Planning Families to Protect the Future
By the end of the century, scientists expect the global population to reach nearly 11 billion. That’s almost four billion more people than are alive right now.
When you think about population growth, it’s pretty easy to see how it can disturb the environment: more resources used, more energy produced, more housing needed, more food consumed, etc. Over one billion people currently live in biodiversity hotspots, and that number is rapidly increasing.
But what you may not think about is how much of a positive effect family planning can have on the environment and women’s health.
Groups like the Sierra Club and Population Action International (PAI) are actively working to integrate population, health, and environment (PHE) into government plans in the U.S. and around the world, especially in countries like Niger where the average woman has 7.03 children and the unmet need for family planning is high. To put that into perspective, if each woman alive today between the ages of 15 and 44 had 7.03 children--that’s roughly 1.6 billion women--they would have 11.3 billion children.
“When couples can plan the number, timing, and spacing of their children, that helps the environment and the economy,” said Beverly Johnson, chief of the Policy, Evaluation, and Communication Division of the USAID Office of Population and Reproductive Health.
The more women that have access to family planning, the better their quality of life, and the better it is for the environment. When women are able to make their own choices in reproductive health, the whole world benefits.
The community of groups that work on PHE focuses on five main ideas: health, population, environment, food security, and livelihoods. Their goal is to address the day-to-day challenges of women and to integrate these ideas in a comprehensive way.
And PHE can be found all around the world.
Deepa Pullanikatil, program manager for Leadership for Environment and Development (LEAD) in southern and eastern Africa, is working to improve the environmental conditions around Lake Chilwa in Malawi, Africa.
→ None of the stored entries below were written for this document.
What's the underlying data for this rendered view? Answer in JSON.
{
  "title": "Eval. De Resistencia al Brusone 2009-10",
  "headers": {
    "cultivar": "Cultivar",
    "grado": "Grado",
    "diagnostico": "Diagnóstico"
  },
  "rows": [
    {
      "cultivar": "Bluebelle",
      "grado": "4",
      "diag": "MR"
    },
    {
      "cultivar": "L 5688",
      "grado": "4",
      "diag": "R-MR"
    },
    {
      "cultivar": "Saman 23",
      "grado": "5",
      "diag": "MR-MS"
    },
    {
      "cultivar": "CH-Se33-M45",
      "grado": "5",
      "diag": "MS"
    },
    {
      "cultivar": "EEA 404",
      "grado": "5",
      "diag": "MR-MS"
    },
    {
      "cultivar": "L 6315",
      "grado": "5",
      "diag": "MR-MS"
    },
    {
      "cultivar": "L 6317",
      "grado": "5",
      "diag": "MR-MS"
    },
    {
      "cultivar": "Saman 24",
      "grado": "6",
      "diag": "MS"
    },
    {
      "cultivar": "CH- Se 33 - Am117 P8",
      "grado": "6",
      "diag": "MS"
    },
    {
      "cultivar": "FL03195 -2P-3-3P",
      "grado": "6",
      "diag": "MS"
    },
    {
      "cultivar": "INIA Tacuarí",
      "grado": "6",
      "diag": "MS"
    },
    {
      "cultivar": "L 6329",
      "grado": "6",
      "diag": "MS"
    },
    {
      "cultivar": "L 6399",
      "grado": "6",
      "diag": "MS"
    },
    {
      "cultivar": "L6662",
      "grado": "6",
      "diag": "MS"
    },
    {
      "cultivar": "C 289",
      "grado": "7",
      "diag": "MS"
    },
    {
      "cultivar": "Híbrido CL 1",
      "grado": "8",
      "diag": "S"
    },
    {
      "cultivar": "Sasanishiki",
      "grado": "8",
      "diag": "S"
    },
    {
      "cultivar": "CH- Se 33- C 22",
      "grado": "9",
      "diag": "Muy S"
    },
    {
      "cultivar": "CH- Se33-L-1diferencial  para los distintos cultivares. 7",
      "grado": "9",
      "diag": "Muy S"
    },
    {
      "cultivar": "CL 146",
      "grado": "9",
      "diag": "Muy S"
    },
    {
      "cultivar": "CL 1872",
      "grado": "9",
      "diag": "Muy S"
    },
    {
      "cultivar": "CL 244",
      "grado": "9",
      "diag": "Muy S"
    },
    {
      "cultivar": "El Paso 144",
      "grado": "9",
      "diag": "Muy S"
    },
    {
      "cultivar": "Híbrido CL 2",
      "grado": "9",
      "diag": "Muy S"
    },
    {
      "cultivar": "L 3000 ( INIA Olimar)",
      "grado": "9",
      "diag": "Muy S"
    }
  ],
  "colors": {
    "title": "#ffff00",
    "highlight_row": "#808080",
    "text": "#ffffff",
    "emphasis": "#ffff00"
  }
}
When her team asked why more women weren’t participating in conservation activities, the response was unanimous: healthcare and family planning.
Her team was able to provide medication for Bilharzia, a parasite that can be easily cured with one dose of medication, as well as provide information about family planning.
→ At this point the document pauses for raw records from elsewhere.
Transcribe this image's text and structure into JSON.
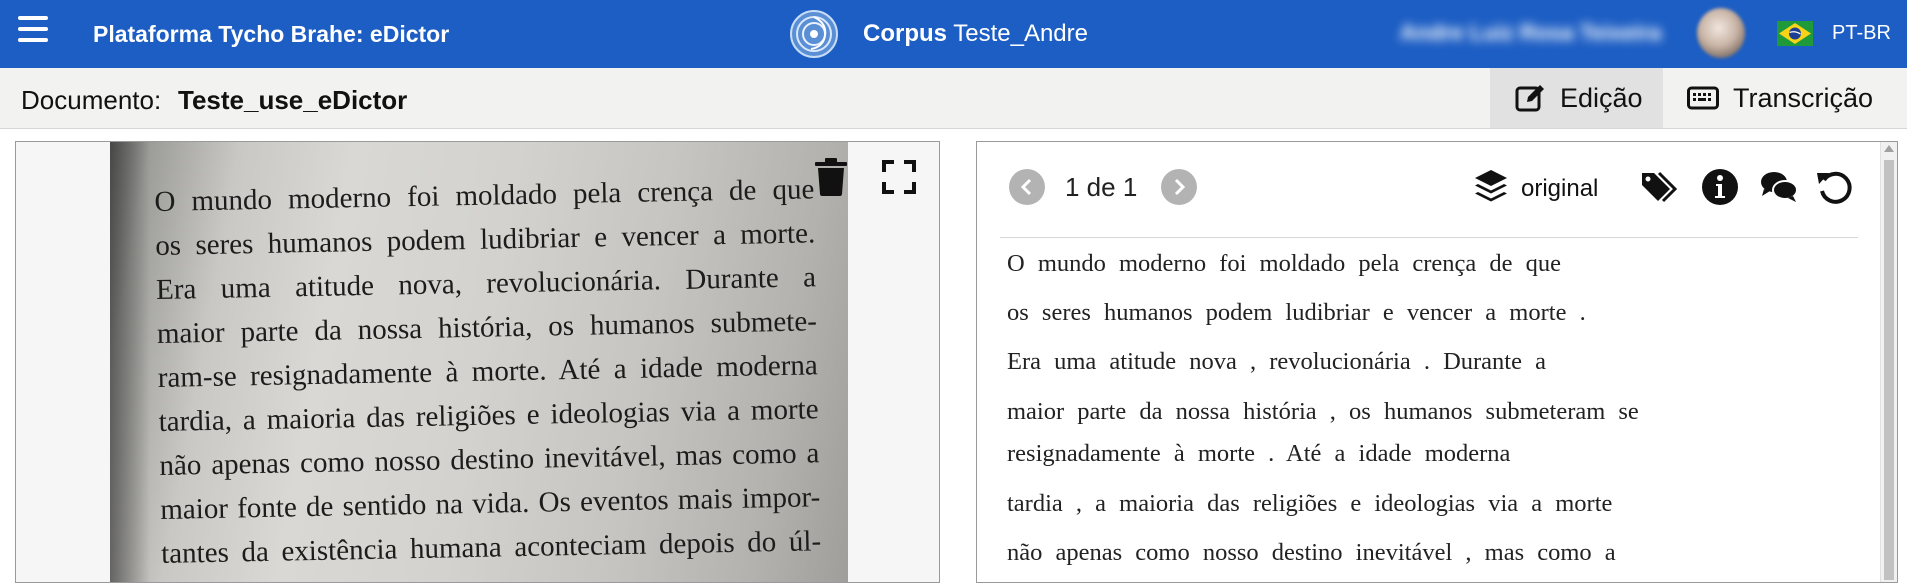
{
  "header": {
    "app_title": "Plataforma Tycho Brahe: eDictor",
    "corpus_label": "Corpus",
    "corpus_name": "Teste_Andre",
    "user_name": "Andre Luiz Rosa Teixeira",
    "language": "PT-BR"
  },
  "document_bar": {
    "label": "Documento:",
    "name": "Teste_use_eDictor",
    "tabs": [
      {
        "label": "Edição",
        "icon": "edit-icon",
        "active": true
      },
      {
        "label": "Transcrição",
        "icon": "keyboard-icon",
        "active": false
      }
    ]
  },
  "image_panel": {
    "scan_lines": [
      "O mundo moderno foi moldado pela crença de que",
      "os seres humanos podem ludibriar e vencer a morte.",
      "Era uma atitude nova, revolucionária. Durante a",
      "maior parte da nossa história, os humanos submete-",
      "ram-se resignadamente à morte. Até a idade moderna",
      "tardia, a maioria das religiões e ideologias via a morte",
      "não apenas como nosso destino inevitável, mas como a",
      "maior fonte de sentido na vida. Os eventos mais impor-",
      "tantes da existência humana aconteciam depois do úl-"
    ]
  },
  "transcription_panel": {
    "page_counter": "1 de 1",
    "layer": "original",
    "lines": [
      "O mundo moderno foi moldado pela crença de que",
      "os seres humanos podem ludibriar e vencer a morte .",
      "Era uma atitude nova , revolucionária . Durante a",
      "maior parte da nossa história , os humanos submeteram se",
      "resignadamente à morte . Até a idade moderna",
      "tardia , a maioria das religiões e ideologias via a morte",
      "não apenas como nosso destino inevitável , mas como a"
    ]
  },
  "colors": {
    "header_bg": "#1d5ec4",
    "doc_bar_bg": "#f2f2f0",
    "active_tab_bg": "#e1e1e1"
  }
}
Dr. Doreen Othero, the regional program coordinator for the East African Community of the Lake Victoria Basin Commission in Africa, works with five African nations--Kenya, Uganda, Tanzania, Rwanda, and Burundi. The Lake Victoria Basin (LVB) is home to approximately 40 million people, and PHE programs have been adopted into this area to help sustain the environment of the largest tropical lake in the world as well as provide family planning resources to promote sustainable development.
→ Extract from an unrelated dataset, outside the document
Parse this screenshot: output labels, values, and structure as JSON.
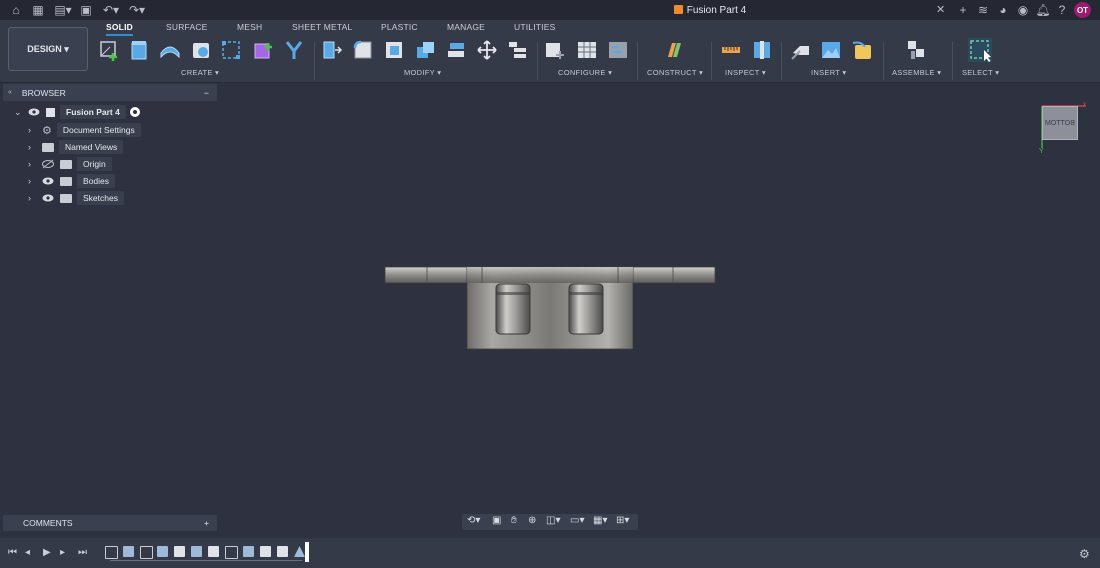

To elevate the successes of integrated projects like these, the Sierra Club and PAI hosted a Congressional briefing on PHE this week, and asked for support for Representative Barbara Lee’s (D-CA) House Concurrent Resolution 36, “recognizing the disparate impact of climate change on women and the efforts of women globally to address climate change,” as well as support the Global Sexual and Reproductive Health Act of 2013.
“The past century of population growth has put increasing pressure on natural resources as the scale of human needs and activities expands,” the Global Sexual and Reproductive Health Act states. “At the same time, actual family size in most developing countries remains greater than the desired family size. Access to family planning services helps couples to determine their own family size, hence mitigating the depletion of natural resources like clean water, air, and land.”
“Women are the agents of change,” said Eleanor Blomstrom, Program Director at the Women’s Environment and Development Organization.
By working toward enacting this legislation and continuing to discuss women’s and reproductive health and choices on a global level, we can work toward creating a brighter future for the environment and every woman worldwide.